Beijing Advanced Innovation Center for Tree Breeding by Molecular Design, Beijing Forestry University, Beijing, 100083, China.
Center for Computational Biology, College of Biological Sciences and Technology, Beijing Forestry University, Beijing, 100083, China.
Plant J. 2019 Aug;99(4):796-806. doi: 10.1111/tpj.14355. Epub 2019 May 25.

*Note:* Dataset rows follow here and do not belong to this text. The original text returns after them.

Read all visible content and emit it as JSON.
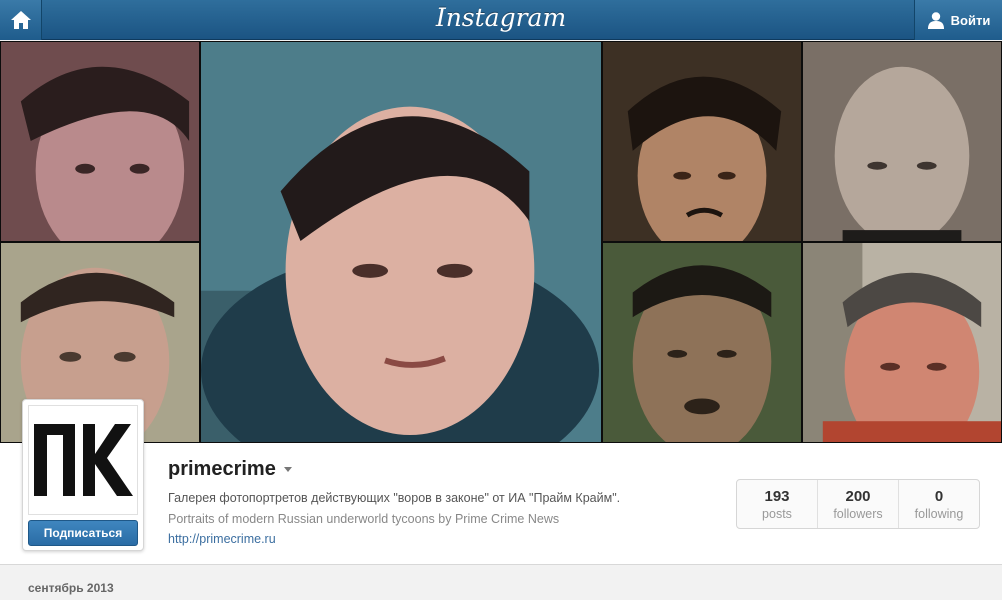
{
  "topbar": {
    "brand": "Instagram",
    "login_label": "Войти"
  },
  "grid": {
    "photos": [
      {
        "name": "portrait-1",
        "tone": "#b98a8c"
      },
      {
        "name": "portrait-2",
        "tone": "#c79f8e"
      },
      {
        "name": "portrait-3",
        "tone": "#8d6f52"
      },
      {
        "name": "portrait-4",
        "tone": "#a89b8f"
      },
      {
        "name": "portrait-5",
        "tone": "#b28b68"
      },
      {
        "name": "portrait-6",
        "tone": "#7b6348"
      },
      {
        "name": "portrait-7",
        "tone": "#c77965"
      }
    ]
  },
  "profile": {
    "avatar_text": "ПК",
    "subscribe_label": "Подписаться",
    "username": "primecrime",
    "bio_ru": "Галерея фотопортретов действующих \"воров в законе\" от ИА \"Прайм Крайм\".",
    "bio_en": "Portraits of modern Russian underworld tycoons by Prime Crime News",
    "website": "http://primecrime.ru",
    "stats": [
      {
        "value": "193",
        "label": "posts"
      },
      {
        "value": "200",
        "label": "followers"
      },
      {
        "value": "0",
        "label": "following"
      }
    ]
  },
  "feed": {
    "month_label": "сентябрь 2013"
  },
  "colors": {
    "topbar": "#1f5c8c",
    "button": "#2a6ca5",
    "link": "#3b6ea0"
  }
}
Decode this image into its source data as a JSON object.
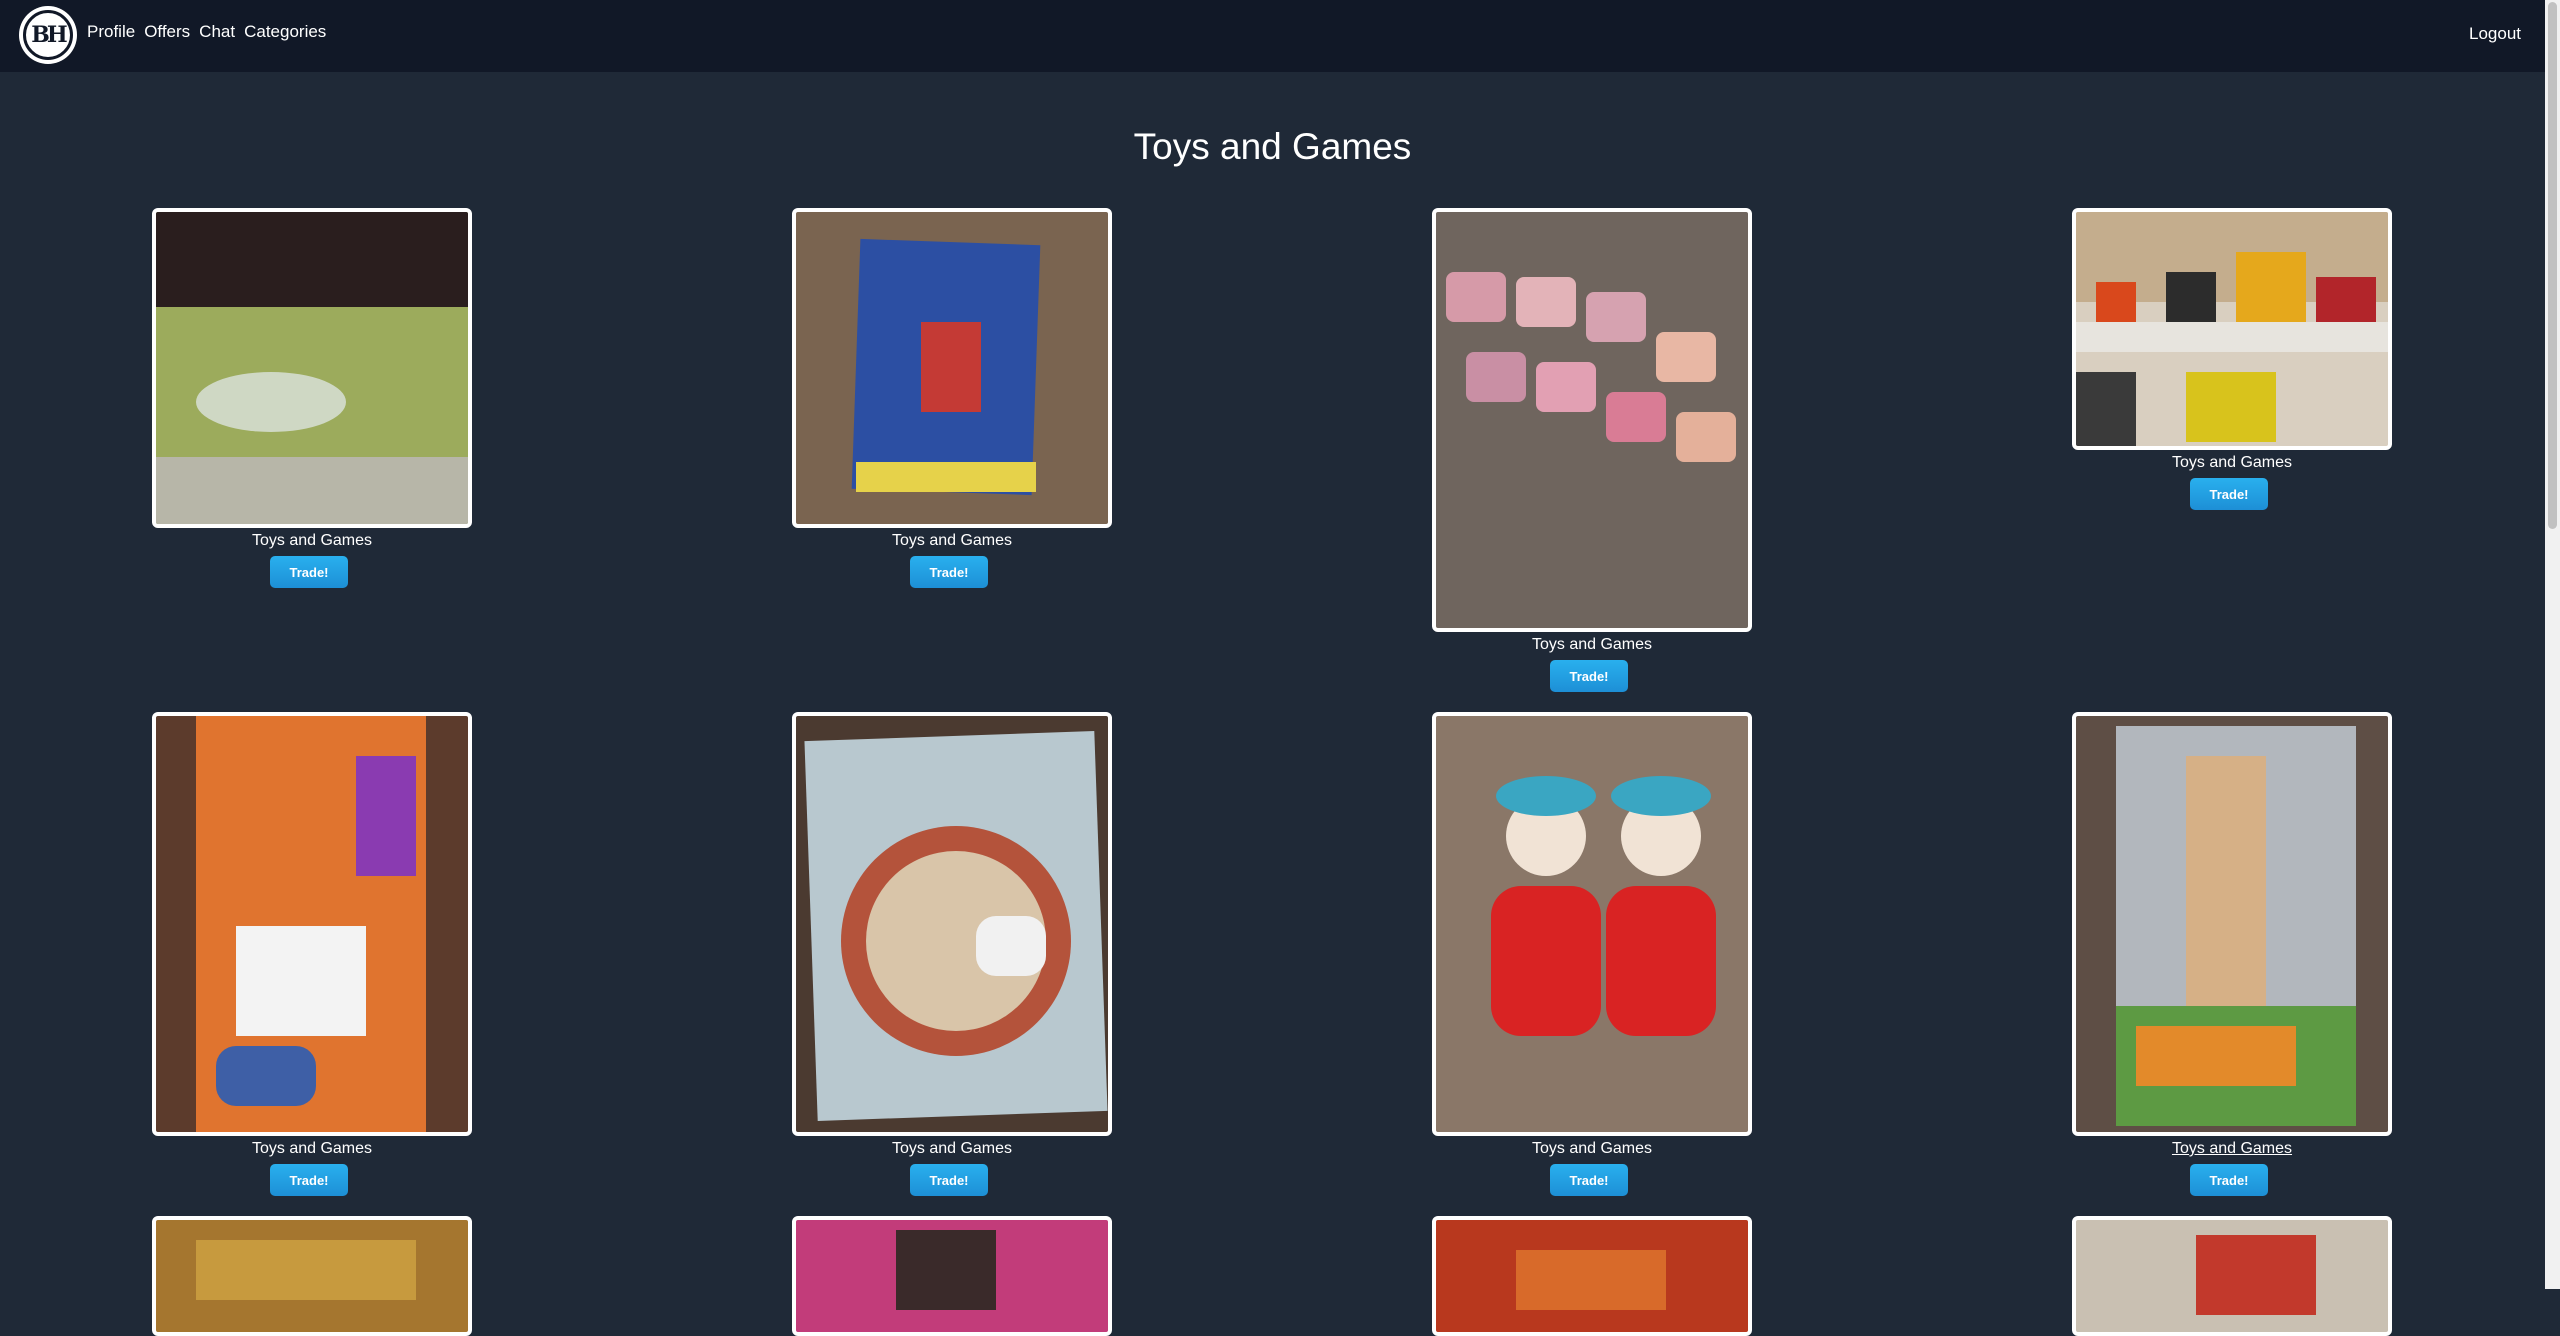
{
  "nav": {
    "logo_text": "BH",
    "links": [
      "Profile",
      "Offers",
      "Chat",
      "Categories"
    ],
    "logout": "Logout"
  },
  "page": {
    "title": "Toys and Games"
  },
  "items": [
    {
      "category": "Toys and Games",
      "button": "Trade!",
      "photo": "storage-box"
    },
    {
      "category": "Toys and Games",
      "button": "Trade!",
      "photo": "santa-craft-kit"
    },
    {
      "category": "Toys and Games",
      "button": "Trade!",
      "photo": "beanie-babies"
    },
    {
      "category": "Toys and Games",
      "button": "Trade!",
      "photo": "toy-trucks"
    },
    {
      "category": "Toys and Games",
      "button": "Trade!",
      "photo": "toy-keyboard"
    },
    {
      "category": "Toys and Games",
      "button": "Trade!",
      "photo": "yeti-game"
    },
    {
      "category": "Toys and Games",
      "button": "Trade!",
      "photo": "thing-plushies"
    },
    {
      "category": "Toys and Games",
      "button": "Trade!",
      "photo": "bratz-doll"
    }
  ],
  "colors": {
    "background": "#1f2937",
    "navbar": "#111827",
    "button": "#1d9be3"
  }
}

Despite its critical importance to our understanding of plant growth and adaptation, the question of how environment-induced plastic response is affected genetically remains elusive. Previous studies have shown that the reaction norm of an organism across environmental index obeys the allometrical scaling law of part-whole relationships. The implementation of this phenomenon into functional mapping can characterize how quantitative trait loci (QTLs) modulate the phenotypic plasticity of complex traits to heterogeneous environments. Here, we assemble functional mapping and allometry theory through Lokta-Volterra ordinary differential equations (LVODE) into an R-based computing platform, np QTL, aimed to map and visualize phenotypic plasticity QTLs. Based on LVODE parameters, np QTL constructs a bidirectional, signed and weighted network of QTL-QTL epistasis, whose emergent properties reflect the ecological mechanisms for genotype-environment interactions over any range of environmental change. The utility of np QTL was validated by comprehending the genetic architecture of phenotypic plasticity via the reanalysis of published plant height data involving 3502 recombinant inbred lines of maize planted in multiple discrete environments. np QTL also provides a tool for constructing a predictive model of phenotypic responses in extreme environments relative to the median environment.
尽管环境诱导的可塑性反应的遗传影响问题对于我们理解植物生长和适应至关重要,但仍未得到解决。先前的研究表明,生物体在环境指数上的反应规范遵循部分-整体关系的异速缩放定律。将这一现象应用于功能映射可以描述数量性状位点(QTL)如何调节复杂性状对异质环境的表型可塑性。在这里,我们通过 Lokta-Volterra 常微分方程(LVODE)将功能映射和异速生长理论集成到一个基于 R 的计算平台 np QTL 中,旨在对表型可塑性 QTL 进行映射和可视化。基于 LVODE 参数,np QTL 构建了一个双向、有符号和加权的 QTL-QTL 上位性网络,其涌现的性质反映了基因型-环境相互作用的生态机制,适用于任何范围的环境变化。np QTL 的有效性通过重新分析涉及在多个离散环境中种植的 3502 个重组自交系的已发表的株高数据来理解表型可塑性的遗传结构得到了验证。np QTL 还提供了一种构建相对于中值环境的极端环境下表型响应预测模型的工具。